J’aimerais voir le gouvernement s’éloigner du modèle de la falaise et mettre toutes les entreprises sur la comptabilité de la TVA en espèces. Cela aurait le double effet d’atténuer la pression de trésorerie à laquelle sont confrontées toutes les entreprises prospères du pays, en aidant en particulier les petites entreprises qui sont souvent déjà handicapées par les longs paiements des clients. »

Bivek Sharma, responsable de la comptabilité des petites entreprises chez KPMG :

« Les petites entreprises aimeraient voir George Osborne annoncer des mesures visant à réduire le coût de possession des petites et micro-entreprises en accordant des allégements fiscaux aux fournisseurs d’espaces de travail partagés et en soutenant des compétences abordables pour le lieu de travail moderne grâce à de meilleurs apprentissages et formations, en particulier pour les secteurs émergents.

« Ils aimeraient également voir un meilleur accès au financement pour les start-up (de moins de 3 ans), dont les flux de trésorerie pourraient être affectés par la charge administrative de l’auto-enregistrement, la nouvelle fiscalité numérique et les modifications des abattements de dividendes en 2016. .

Les petites entreprises garderont également un œil sur toute annonce concernant la garantie de vitesses à large bande plus élevées pour les entreprises rurales dans toutes les régions du Royaume-Uni en tant que priorité et une réduction des tarifs d’entreprise pour les petites et micro-entreprises afin de permettre à ces entreprises d’être plus compétitives et établir des objectifs de marchés publics plus ambitieux pour les PME ; 25 %, c’est très peu quand la grande majorité des entreprises britanniques entrent dans cette catégorie. »

Damian Hennessey, directeur de Proto Labs, a déclaré :

« Idéalement, nous voulons voir un budget qui apporte un soutien clair à l’industrie manufacturière britannique et à son rôle croissant dans la conception et le développement de haute technologie.

« L’essor de l’impression 3D et des technologies de mégadonnées transformera la façon dont les entreprises gèrent la logistique et la fabrication au cours de la prochaine décennie et le chancelier enverra idéalement le signal qu’il le reconnaît.
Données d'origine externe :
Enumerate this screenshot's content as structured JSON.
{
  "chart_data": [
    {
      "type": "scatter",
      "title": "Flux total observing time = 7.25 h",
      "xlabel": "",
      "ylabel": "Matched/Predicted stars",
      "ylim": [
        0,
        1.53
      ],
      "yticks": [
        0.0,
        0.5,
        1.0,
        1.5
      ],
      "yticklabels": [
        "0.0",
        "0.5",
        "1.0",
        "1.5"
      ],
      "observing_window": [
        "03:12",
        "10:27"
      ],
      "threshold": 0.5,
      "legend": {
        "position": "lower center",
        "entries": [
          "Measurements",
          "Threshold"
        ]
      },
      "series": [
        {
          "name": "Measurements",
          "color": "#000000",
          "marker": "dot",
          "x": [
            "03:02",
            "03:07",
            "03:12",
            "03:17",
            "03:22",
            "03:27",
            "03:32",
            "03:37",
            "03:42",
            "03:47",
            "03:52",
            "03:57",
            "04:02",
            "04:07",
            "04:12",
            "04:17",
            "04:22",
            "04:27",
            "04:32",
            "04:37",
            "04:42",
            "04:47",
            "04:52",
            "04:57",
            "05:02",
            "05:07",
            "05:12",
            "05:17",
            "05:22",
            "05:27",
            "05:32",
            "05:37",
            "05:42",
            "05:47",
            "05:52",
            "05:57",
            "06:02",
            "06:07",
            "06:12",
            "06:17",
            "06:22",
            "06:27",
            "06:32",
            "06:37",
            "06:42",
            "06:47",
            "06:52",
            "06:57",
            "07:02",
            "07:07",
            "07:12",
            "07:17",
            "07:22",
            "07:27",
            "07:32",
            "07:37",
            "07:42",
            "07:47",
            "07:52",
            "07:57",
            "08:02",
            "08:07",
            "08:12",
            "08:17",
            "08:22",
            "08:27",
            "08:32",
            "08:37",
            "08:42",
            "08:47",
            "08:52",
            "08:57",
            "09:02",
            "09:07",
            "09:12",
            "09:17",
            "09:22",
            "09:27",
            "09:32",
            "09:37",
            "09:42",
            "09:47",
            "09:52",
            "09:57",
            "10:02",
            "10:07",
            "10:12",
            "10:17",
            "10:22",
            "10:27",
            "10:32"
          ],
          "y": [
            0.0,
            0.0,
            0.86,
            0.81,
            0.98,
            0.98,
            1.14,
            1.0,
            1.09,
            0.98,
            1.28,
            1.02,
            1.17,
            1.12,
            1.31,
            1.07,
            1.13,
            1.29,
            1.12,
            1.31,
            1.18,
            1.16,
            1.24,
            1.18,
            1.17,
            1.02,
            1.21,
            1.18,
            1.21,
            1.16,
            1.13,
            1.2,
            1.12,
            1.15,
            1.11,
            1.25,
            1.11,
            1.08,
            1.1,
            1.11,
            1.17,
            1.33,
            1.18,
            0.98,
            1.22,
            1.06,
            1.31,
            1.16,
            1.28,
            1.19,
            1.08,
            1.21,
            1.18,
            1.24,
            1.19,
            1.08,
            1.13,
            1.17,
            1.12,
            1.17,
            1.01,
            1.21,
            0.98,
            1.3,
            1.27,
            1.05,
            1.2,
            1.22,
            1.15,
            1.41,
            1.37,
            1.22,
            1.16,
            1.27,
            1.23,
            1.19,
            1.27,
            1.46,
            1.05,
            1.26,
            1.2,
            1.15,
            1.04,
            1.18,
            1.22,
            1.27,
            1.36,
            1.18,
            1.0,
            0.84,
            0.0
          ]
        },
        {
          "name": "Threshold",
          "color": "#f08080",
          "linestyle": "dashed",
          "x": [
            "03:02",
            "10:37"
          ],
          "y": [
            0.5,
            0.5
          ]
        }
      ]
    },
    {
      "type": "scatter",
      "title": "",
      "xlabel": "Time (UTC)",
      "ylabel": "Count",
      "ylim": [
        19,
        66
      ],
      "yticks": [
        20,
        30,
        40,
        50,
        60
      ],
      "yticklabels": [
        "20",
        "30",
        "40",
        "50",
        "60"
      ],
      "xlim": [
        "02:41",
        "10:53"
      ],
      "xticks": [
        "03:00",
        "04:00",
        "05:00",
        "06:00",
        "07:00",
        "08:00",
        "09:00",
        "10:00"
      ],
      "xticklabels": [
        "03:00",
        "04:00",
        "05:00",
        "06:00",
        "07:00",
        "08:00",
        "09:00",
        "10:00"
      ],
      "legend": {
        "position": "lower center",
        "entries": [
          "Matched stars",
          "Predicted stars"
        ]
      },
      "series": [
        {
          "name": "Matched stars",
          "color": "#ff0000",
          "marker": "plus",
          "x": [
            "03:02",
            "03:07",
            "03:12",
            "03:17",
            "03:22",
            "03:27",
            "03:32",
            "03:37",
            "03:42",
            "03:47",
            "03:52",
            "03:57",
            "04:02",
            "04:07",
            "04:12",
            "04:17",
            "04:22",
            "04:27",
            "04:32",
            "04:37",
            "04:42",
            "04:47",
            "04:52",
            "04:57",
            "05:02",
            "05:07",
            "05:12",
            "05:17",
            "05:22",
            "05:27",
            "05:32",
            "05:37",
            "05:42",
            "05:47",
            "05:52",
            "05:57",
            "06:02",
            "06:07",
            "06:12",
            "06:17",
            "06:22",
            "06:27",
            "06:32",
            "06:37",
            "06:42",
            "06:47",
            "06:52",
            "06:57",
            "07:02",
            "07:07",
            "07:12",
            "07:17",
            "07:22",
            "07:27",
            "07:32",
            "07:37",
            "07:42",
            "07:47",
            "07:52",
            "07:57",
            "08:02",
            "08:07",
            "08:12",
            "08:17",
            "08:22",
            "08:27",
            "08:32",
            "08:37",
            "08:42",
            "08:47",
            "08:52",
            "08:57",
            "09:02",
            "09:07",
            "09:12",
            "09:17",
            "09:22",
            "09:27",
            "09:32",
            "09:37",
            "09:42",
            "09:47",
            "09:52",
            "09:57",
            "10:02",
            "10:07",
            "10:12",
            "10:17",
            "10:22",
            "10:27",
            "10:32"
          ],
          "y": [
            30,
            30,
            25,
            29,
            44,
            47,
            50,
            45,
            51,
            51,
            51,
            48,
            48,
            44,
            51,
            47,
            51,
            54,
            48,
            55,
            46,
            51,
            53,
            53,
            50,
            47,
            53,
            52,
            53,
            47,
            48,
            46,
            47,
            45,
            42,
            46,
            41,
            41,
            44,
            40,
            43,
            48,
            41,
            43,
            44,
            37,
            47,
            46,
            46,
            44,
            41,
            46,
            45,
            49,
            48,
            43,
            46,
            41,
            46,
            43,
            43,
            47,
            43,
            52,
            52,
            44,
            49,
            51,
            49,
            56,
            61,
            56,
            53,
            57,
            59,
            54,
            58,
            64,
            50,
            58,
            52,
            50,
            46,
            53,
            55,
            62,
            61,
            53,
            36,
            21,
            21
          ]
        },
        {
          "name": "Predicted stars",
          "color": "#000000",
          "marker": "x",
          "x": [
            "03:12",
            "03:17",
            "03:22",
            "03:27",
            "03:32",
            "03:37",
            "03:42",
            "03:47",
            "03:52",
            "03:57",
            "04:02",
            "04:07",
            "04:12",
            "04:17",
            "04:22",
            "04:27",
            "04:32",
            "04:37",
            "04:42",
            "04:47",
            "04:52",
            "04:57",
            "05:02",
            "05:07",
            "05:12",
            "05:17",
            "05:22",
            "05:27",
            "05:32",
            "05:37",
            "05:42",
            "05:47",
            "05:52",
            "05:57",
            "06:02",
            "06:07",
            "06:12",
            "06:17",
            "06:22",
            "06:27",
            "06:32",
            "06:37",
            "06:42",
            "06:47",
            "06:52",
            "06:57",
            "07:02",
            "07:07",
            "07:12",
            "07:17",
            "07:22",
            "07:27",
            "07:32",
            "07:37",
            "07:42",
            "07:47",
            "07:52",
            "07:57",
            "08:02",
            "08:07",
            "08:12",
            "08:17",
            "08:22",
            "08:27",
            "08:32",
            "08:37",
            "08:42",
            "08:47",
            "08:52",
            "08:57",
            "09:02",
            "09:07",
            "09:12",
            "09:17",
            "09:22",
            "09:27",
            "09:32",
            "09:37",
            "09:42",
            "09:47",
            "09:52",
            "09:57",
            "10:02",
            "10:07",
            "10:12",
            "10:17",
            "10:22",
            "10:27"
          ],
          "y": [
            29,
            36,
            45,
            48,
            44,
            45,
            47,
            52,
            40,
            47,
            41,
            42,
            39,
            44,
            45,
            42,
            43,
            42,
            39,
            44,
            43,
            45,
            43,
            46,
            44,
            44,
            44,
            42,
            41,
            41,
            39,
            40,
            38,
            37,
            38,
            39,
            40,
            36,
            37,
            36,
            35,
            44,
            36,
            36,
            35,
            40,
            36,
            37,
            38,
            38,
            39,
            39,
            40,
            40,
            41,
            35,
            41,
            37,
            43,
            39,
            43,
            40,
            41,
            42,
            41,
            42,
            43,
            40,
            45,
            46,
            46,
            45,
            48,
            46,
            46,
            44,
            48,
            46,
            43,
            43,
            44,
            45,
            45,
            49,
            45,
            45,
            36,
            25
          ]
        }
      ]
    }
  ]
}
Nous aimerions recevoir un soutien pour la recherche et le développement, l’apprentissage et la formation si nous voulons construire une grande puissance manufacturière britannique prête pour l’avenir. »

Andrew Betteridge, associé et responsable des équipes commerciales et commerciales chez Ashfords LLP, déclare :

« Les entreprises s’attendront à une plus grande certitude quant aux obligations fiscales futures, ce qui devrait encourager les investissements. La chancelière peut le faire en respectant la feuille de route pour la fiscalité des entreprises promise dans le budget d’été de l’an dernier ».

« Les chefs d’entreprise espèrent une réforme des tarifs des entreprises, qui peut décourager les investissements dans les usines et les machines. »

« L’Enterprise Investment Scheme et les Venture Capital Trusts ont encouragé les investissements dans les petites entreprises. Alors que les entreprises à la recherche d’investissements apprécieraient une augmentation de l’allégement anticipé de l’impôt sur le revenu, le greffier peut choisir de les laisser tels quels, compte tenu de la popularité continue de ces régimes et des contraintes actuelles sur les finances publiques. »

Laisser un commentaire

Votre adresse e-mail ne sera pas publiée.